2010 Painted Rock Syrah

Dark and inky, almost black with ripe blackberry, plum and blueberry fruit. Dry with modest acidity and silky smooth tanning, concentrated dark fruit and baking spices with a pronounced black pepper aroma and toasty oak. Medium to full bodied with a long balanced finish.

 

2011 Orofino Syrah

Dark and brooding in the glass with big ripe black cherry and boysenberry fruit, cinnamon, allspice and anise to go with white pepper. On the palate it is dry with bright acid and smooth tanning, bold yet still elegant with a long balanced finish. Reminiscent of old world Grenache/Syrah, Vacquerays maybe.

 

2010 Burrowing Owl Athene

A 50/50 blend of Syrah and Cabernet Sauvignon, co-fermented. Dark and concentrated in the glass with aromas of blackberry, cassis, black cherry and tobacco. Dry, with moderate acidity and firm tannins, plenty of dark berry fruit, spice and oak notes come through on the long, well balanced finish.

 

2010 Tantalus Old Vines Riesling

Pale gold with mild green highlights and a pale rim. Intense smoke/slate nose with hints of petrol and white flowers and white peach on the nose. Dry, with intense, mouth watering acidity and modest sweet apple and peach fruit, finishing with lemon/lime and mineral notes. Light bodied, long finish. Give this one some added time in your cellar for it to really start to show off.

 

2012 Terravista Vineyards “Fandango”

The first grower/producer of Albariño in BC and its about time! Bright pale gold in the glass with intense ripe peach and apricot fruit, floral and mineral aromas.
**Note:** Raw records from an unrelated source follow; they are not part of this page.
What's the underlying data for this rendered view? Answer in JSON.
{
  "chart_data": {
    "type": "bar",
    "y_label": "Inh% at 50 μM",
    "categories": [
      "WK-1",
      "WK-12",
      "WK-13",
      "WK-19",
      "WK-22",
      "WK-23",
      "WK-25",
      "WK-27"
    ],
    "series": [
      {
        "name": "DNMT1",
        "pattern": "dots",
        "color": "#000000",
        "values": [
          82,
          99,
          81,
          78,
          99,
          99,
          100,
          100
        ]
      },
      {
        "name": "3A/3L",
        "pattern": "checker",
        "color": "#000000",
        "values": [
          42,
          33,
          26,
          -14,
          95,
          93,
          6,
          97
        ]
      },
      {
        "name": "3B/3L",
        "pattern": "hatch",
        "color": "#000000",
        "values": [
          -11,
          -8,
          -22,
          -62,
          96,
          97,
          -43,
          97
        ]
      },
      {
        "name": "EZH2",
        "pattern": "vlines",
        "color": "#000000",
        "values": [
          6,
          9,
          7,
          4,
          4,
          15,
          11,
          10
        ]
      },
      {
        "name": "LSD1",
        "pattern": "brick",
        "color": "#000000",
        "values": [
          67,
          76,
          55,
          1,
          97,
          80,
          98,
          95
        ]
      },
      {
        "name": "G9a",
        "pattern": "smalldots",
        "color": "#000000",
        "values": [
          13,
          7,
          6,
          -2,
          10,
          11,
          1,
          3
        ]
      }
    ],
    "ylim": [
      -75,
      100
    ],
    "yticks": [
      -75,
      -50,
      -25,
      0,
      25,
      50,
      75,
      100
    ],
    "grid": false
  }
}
Dry, with moderate acidity and intense ripe peach fruit with an earthy mineral character and a long mouth-watering finish.

 

2012 Perseus Viognier

Bright pale gold and clear to the rim with expressive nose of white flowers and ripe apricot, quince. Dry with lip smacking acidity, bright apricot/peach fruit, mineral notes and a long balanced finish.